Mathematical Reviews moved out in 1971, only to return in 1985, when it bought the building from the U-M. To make room for more parking, the journal removed the old shed in back where Frey worked the first day he arrived. The staff do, however, fully appreciate that they are in an old brewery.
"When I first came here and found out the building used to be a brewery, I interpreted it as a sign from God," recalls associate editor Norman Richert. A beer buff whose first academic job was in Milwaukee, Richert was delighted to learn from local historian Wystan Stevens that memorabilia from Michigan Union Brewing and Ann Arbor Brewing regularly come up for sale on eBay. He's since amassed a collection that includes labels, bottles, a box, and a wooden beer keg.

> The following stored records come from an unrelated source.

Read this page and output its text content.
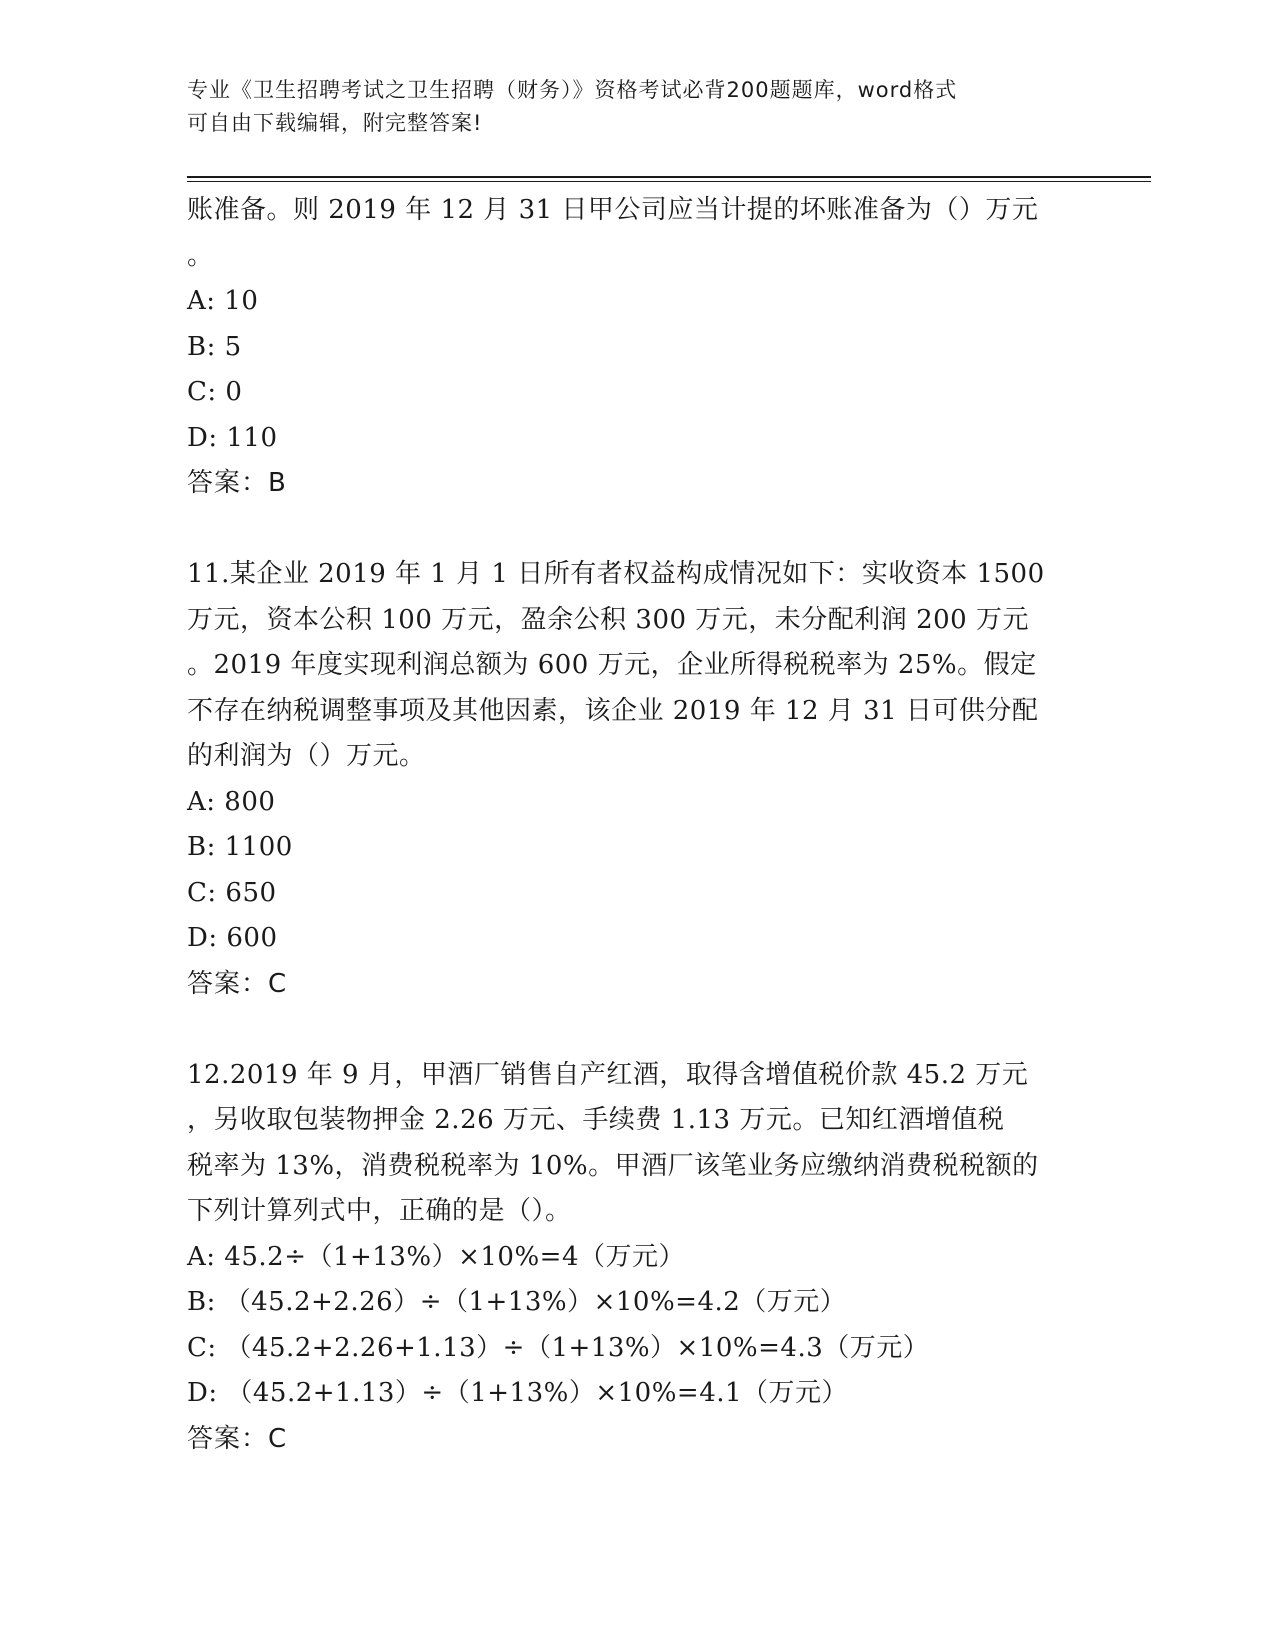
专业《卫生招聘考试之卫生招聘（财务）》资格考试必背200题题库，word格式
可自由下载编辑，附完整答案!
账准备。则 2019 年 12 月 31 日甲公司应当计提的坏账准备为（）万元
。
A: 10
B: 5
C: 0
D: 110
答案：B
11.某企业 2019 年 1 月 1 日所有者权益构成情况如下：实收资本 1500
万元，资本公积 100 万元，盈余公积 300 万元，未分配利润 200 万元
。2019 年度实现利润总额为 600 万元，企业所得税税率为 25%。假定
不存在纳税调整事项及其他因素，该企业 2019 年 12 月 31 日可供分配
的利润为（）万元。
A: 800
B: 1100
C: 650
D: 600
答案：C
12.2019 年 9 月，甲酒厂销售自产红酒，取得含增值税价款 45.2 万元
，另收取包装物押金 2.26 万元、手续费 1.13 万元。已知红酒增值税
税率为 13%，消费税税率为 10%。甲酒厂该笔业务应缴纳消费税税额的
下列计算列式中，正确的是（）。
A: 45.2÷（1+13%）×10%=4（万元）
B: （45.2+2.26）÷（1+13%）×10%=4.2（万元）
C: （45.2+2.26+1.13）÷（1+13%）×10%=4.3（万元）
D: （45.2+1.13）÷（1+13%）×10%=4.1（万元）
答案：C
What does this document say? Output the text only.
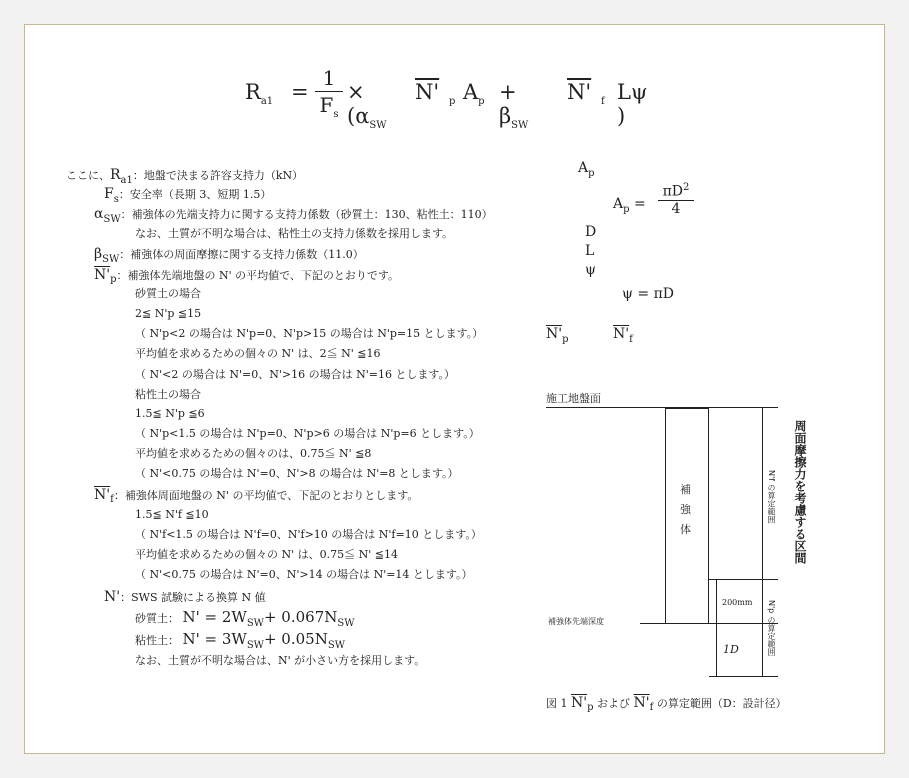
$R_{a1}$ =
1
$F_s$
× ($\alpha_{SW}$
N' $_p$ $A_p + \beta_{SW}$
N' $_f$ Lψ )
ここに、$R_{a1}$：地盤で決まる許容支持力（kN）
$F_s$：安全率（長期 3、短期 1.5）
$\alpha_{SW}$：補強体の先端支持力に関する支持力係数（砂質土：130、粘性土：110）
なお、土質が不明な場合は、粘性土の支持力係数を採用します。
$\beta_{SW}$：補強体の周面摩擦に関する支持力係数（11.0）
$N'_p$：補強体先端地盤の N' の平均値で、下記のとおりです。
砂質土の場合
2≦ N'p ≦15
（ N'p<2 の場合は N'p=0、N'p>15 の場合は N'p=15 とします。）
平均値を求めるための個々の N' は、2≦ N' ≦16
（ N'<2 の場合は N'=0、N'>16 の場合は N'=16 とします。）
粘性土の場合
1.5≦ N'p ≦6
（ N'p<1.5 の場合は N'p=0、N'p>6 の場合は N'p=6 とします。）
平均値を求めるための個々のは、0.75≦ N' ≦8
（ N'<0.75 の場合は N'=0、N'>8 の場合は N'=8 とします。）
$N'_f$：補強体周面地盤の N' の平均値で、下記のとおりとします。
1.5≦ N'f ≦10
（ N'f<1.5 の場合は N'f=0、N'f>10 の場合は N'f=10 とします。）
平均値を求めるための個々の N' は、0.75≦ N' ≦14
（ N'<0.75 の場合は N'=0、N'>14 の場合は N'=14 とします。）
N'：SWS 試験による換算 N 値
砂質土： $N' = 2W_{SW}+ 0.067N_{SW}$
粘性土： $N' = 3W_{SW}+ 0.05N_{SW}$
なお、土質が不明な場合は、N' が小さい方を採用します。
$A_p$
$A_p$ =
$\pi D^2$
4
D
L
ψ
ψ = πD
$N'_p$	$N'_f$
施工地盤面
補
強
体
補強体先端深度
200mm
1D
N'f の算定範囲
N'p の算定範囲
周面摩擦力を考慮する区間
図 1 $N'_p$ および $N'_f$ の算定範囲（D：設計径）
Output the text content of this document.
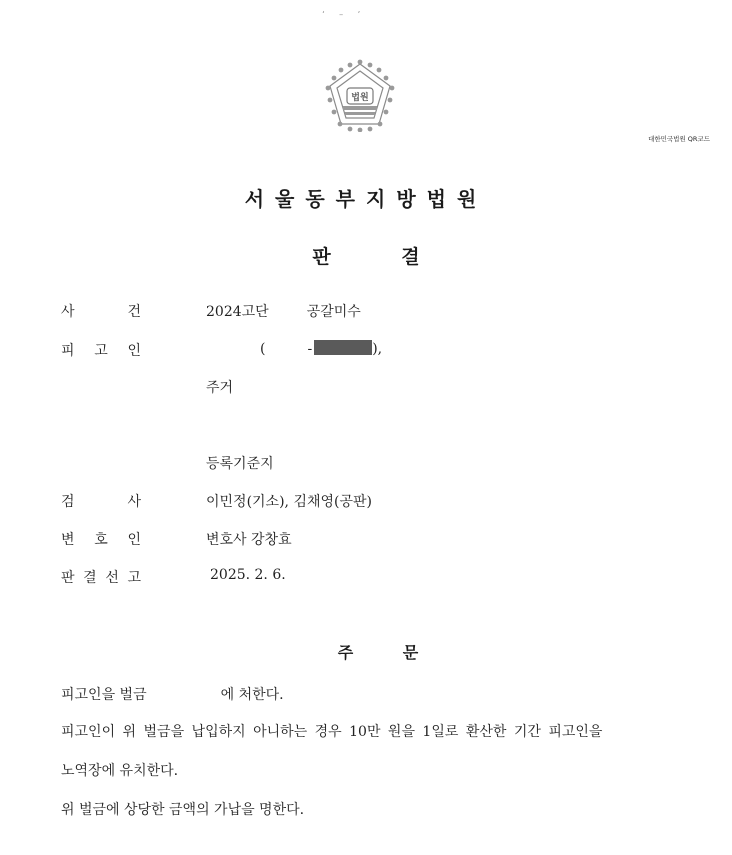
‘ – ’
법원
대한민국법원 QR코드
서울동부지방법원
판 결
사	건	2024고단	공갈미수
피 고 인	(	-	),
주거
등록기준지
검	사	이민정(기소), 김채영(공판)
변 호 인	변호사 강창효
판 결 선 고	2025. 2. 6.
주 문
피고인을 벌금	에 처한다.
피고인이 위 벌금을 납입하지 아니하는 경우 10만 원을 1일로 환산한 기간 피고인을
노역장에 유치한다.
위 벌금에 상당한 금액의 가납을 명한다.
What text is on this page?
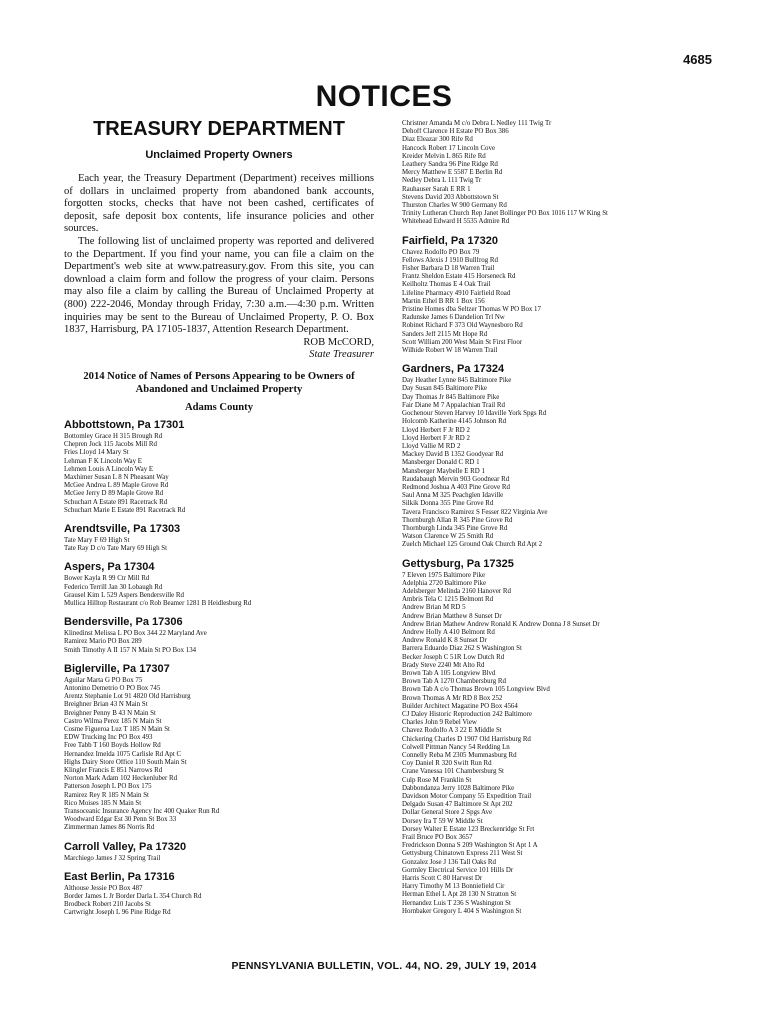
4685
NOTICES
TREASURY DEPARTMENT
Unclaimed Property Owners

Each year, the Treasury Department (Department) receives millions of dollars in unclaimed property from abandoned bank accounts, forgotten stocks, checks that have not been cashed, certificates of deposit, safe deposit box contents, life insurance policies and other sources.

The following list of unclaimed property was reported and delivered to the Department. If you find your name, you can file a claim on the Department's web site at www.patreasury.gov. From this site, you can download a claim form and follow the progress of your claim. Persons may also file a claim by calling the Bureau of Unclaimed Property at (800) 222-2046, Monday through Friday, 7:30 a.m.—4:30 p.m. Written inquiries may be sent to the Bureau of Unclaimed Property, P. O. Box 1837, Harrisburg, PA 17105-1837, Attention Research Department.

ROB McCORD,
State Treasurer
2014 Notice of Names of Persons Appearing to be Owners of Abandoned and Unclaimed Property
Adams County
Abbottstown, Pa 17301
Bottomley Grace H 315 Brough Rd
Chepren Jock 115 Jacobs Mill Rd
Fries Lloyd 14 Mary St
Lehman F K Lincoln Way E
Lehmen Louis A Lincoln Way E
Maxhimer Susan L 8 N Pheasant Way
McGee Andrea L 89 Maple Grove Rd
McGee Jerry D 89 Maple Grove Rd
Schuchart A Estate 891 Racetrack Rd
Schuchart Marie E Estate 891 Racetrack Rd
Arendtsville, Pa 17303
Tate Mary F 69 High St
Tate Ray D c/o Tate Mary 69 High St
Aspers, Pa 17304
Bower Kayla R 99 Ctr Mill Rd
Federico Terrill Jan 30 Lobaugh Rd
Grausel Kim L 529 Aspers Bendersville Rd
Mullica Hilltop Restaurant c/o Rob Beamer 1281 B Heidlesburg Rd
Bendersville, Pa 17306
Klinedinst Melissa L PO Box 344 22 Maryland Ave
Ramirez Mario PO Box 289
Smith Timothy A II 157 N Main St PO Box 134
Biglerville, Pa 17307
Aguilar Marta G PO Box 75
Antonino Demetrio O PO Box 745
Arentz Stephanie Lot 91 4820 Old Harrisburg
Breighner Brian 43 N Main St
Breighner Penny B 43 N Main St
Castro Wilma Perez 185 N Main St
Cosme Figueroa Luz T 185 N Main St
EDW Trucking Inc PO Box 493
Free Tabb T 160 Boyds Hollow Rd
Hernandez Imelda 1075 Carlisle Rd Apt C
Highs Dairy Store Office 110 South Main St
Klingler Francis E 851 Narrows Rd
Norton Mark Adam 102 Heckenluber Rd
Patterson Joseph L PO Box 175
Ramirez Rey R 185 N Main St
Rico Moises 185 N Main St
Transoceanic Insurance Agency Inc 400 Quaker Run Rd
Woodward Edgar Est 30 Penn St Box 33
Zimmerman James 86 Norris Rd
Carroll Valley, Pa 17320
Marchiego James J 32 Spring Trail
East Berlin, Pa 17316
Althouse Jessie PO Box 487
Border James L Jr Border Darla L 354 Church Rd
Brodbeck Robert 210 Jacobs St
Cartwright Joseph L 96 Pine Ridge Rd
Christner Amanda M c/o Debra L Nedley 111 Twig Tr
Dehoff Clarence H Estate PO Box 386
Diaz Eleazar 300 Rife Rd
Hancock Robert 17 Lincoln Cove
Kreider Melvin L 865 Rife Rd
Leathery Sandra 96 Pine Ridge Rd
Mercy Matthew E 5587 E Berlin Rd
Nedley Debra L 111 Twig Tr
Rauhauser Sarah E RR 1
Stevens David 203 Abbottstown St
Thurston Charles W 900 Germany Rd
Trinity Lutheran Church Rep Janet Bollinger PO Box 1016 117 W King St
Whitehead Edward H 5535 Admire Rd
Fairfield, Pa 17320
Chavez Rodolfo PO Box 79
Fellows Alexis J 1910 Bullfrog Rd
Fisher Barbara D 18 Warren Trail
Frantz Sheldon Estate 415 Horseneck Rd
Keilholtz Thomas E 4 Oak Trail
Lifeline Pharmacy 4910 Fairfield Road
Martin Ethel B RR 1 Box 156
Pristine Homes dba Seltzer Thomas W PO Box 17
Radunske James 6 Dandelion Trl Nw
Robinet Richard F 373 Old Waynesboro Rd
Sanders Jeff 2115 Mt Hope Rd
Scott William 200 West Main St First Floor
Wilhide Robert W 18 Warren Trail
Gardners, Pa 17324
Day Heather Lynne 845 Baltimore Pike
Day Susan 845 Baltimore Pike
Day Thomas Jr 845 Baltimore Pike
Fair Diane M 7 Appalachian Trail Rd
Gochenour Steven Harvey 10 Idaville York Spgs Rd
Holcomb Katherine 4145 Johnson Rd
Lloyd Herbert F Jr RD 2
Lloyd Herbert F Jr RD 2
Lloyd Vallie M RD 2
Mackey David B 1352 Goodyear Rd
Mansberger Donald C RD 1
Mansberger Maybelle E RD 1
Raudabaugh Mervin 903 Goodnear Rd
Redmond Joshua A 403 Pine Grove Rd
Saul Anna M 325 Peachglen Idaville
Silkik Donna 355 Pine Grove Rd
Tavera Francisco Ramirez S Fesser 822 Virginia Ave
Thornburgh Allan R 345 Pine Grove Rd
Thornburgh Linda 345 Pine Grove Rd
Watson Clarence W 25 Smith Rd
Zuelch Michael 125 Ground Oak Church Rd Apt 2
Gettysburg, Pa 17325
7 Eleven 1975 Baltimore Pike
Adelphia 2720 Baltimore Pike
Adelsberger Melinda 2160 Hanover Rd
Ambris Tela C 1215 Belmont Rd
Andrew Brian M RD 5
Andrew Brian Matthew 8 Sunset Dr
Andrew Brian Mathew Andrew Ronald K Andrew Donna J 8 Sunset Dr
Andrew Holly A 410 Belmont Rd
Andrew Ronald K 8 Sunset Dr
Barrera Eduardo Diaz 262 S Washington St
Becker Joseph C 51R Low Dutch Rd
Brady Steve 2240 Mt Alto Rd
Brown Tab A 105 Longview Blvd
Brown Tab A 1270 Chambersburg Rd
Brown Tab A c/o Thomas Brown 105 Longview Blvd
Brown Thomas A Mr RD 8 Box 252
Builder Architect Magazine PO Box 4564
CJ Daley Historic Reproduction 242 Baltimore
Charles John 9 Rebel View
Chavez Rodolfo A 3 22 E Middle St
Chickering Charles D 1907 Old Harrisburg Rd
Colwell Pittman Nancy 54 Redding Ln
Connelly Reba M 2305 Mummasburg Rd
Coy Daniel R 320 Swift Run Rd
Crane Vanessa 101 Chambersburg St
Culp Rose M Franklin St
Dabbondanza Jerry 1028 Baltimore Pike
Davidson Motor Company 55 Expedition Trail
Delgado Susan 47 Baltimore St Apt 202
Dollar General Store 2 Spgs Ave
Dorsey Ira T 59 W Middle St
Dorsey Walter E Estate 123 Breckenridge St Frt
Frail Bruce PO Box 3657
Fredrickson Donna S 209 Washington St Apt 1 A
Gettysburg Chinatown Express 211 West St
Gonzalez Jose J 136 Tall Oaks Rd
Gormley Electrical Service 101 Hills Dr
Harris Scott C 80 Harvest Dr
Harry Timothy M 13 Bonniefield Cir
Herman Ethel L Apt 28 130 N Stratton St
Hernandez Luis T 236 S Washington St
Hornbaker Gregory L 404 S Washington St
PENNSYLVANIA BULLETIN, VOL. 44, NO. 29, JULY 19, 2014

Richert admits it was "a little disappointing" to hear, through Frey, that Ann Arbor Brewing's different brands were all the same beer. But he also points out that our standards in food and drink have become much more refined in recent years. "People thought of it more like a commodity then," he says. "You go get beer, you go get milk. You don't necessarily think what it tastes like."
He guesses the different labels may have been a way to appeal to different buyers—an early form of the steady blurring of consumption and marketing that has led to phenomena like Old Milwaukee's Swedish Bikini Team. In contrast, he says, one of his Michigan Union Brewing bottles had a much simpler sales pitch: embossed in the glass is the motto "Pure and without drugs or poison."
That and the other items in Richert's collection may eventually be available for public viewing: He hopes eventually to start a small museum commemorating the building's beer-loving past.
[Photo caption from original print edition]: "There was a fair amount of broken glass in the brewery, but we also got pretty good at [handling bottles]" Will Frey recalls. "You learned fast, or you'd get all bloody."
[Photo caption from original print edition]: Mathematical Reviews associate editor Norman Richert bought most of his brewery memorabilia (above and below) on eBay—but the wooden keg was a gift from Harry Cross, whose father salvaged it from the building.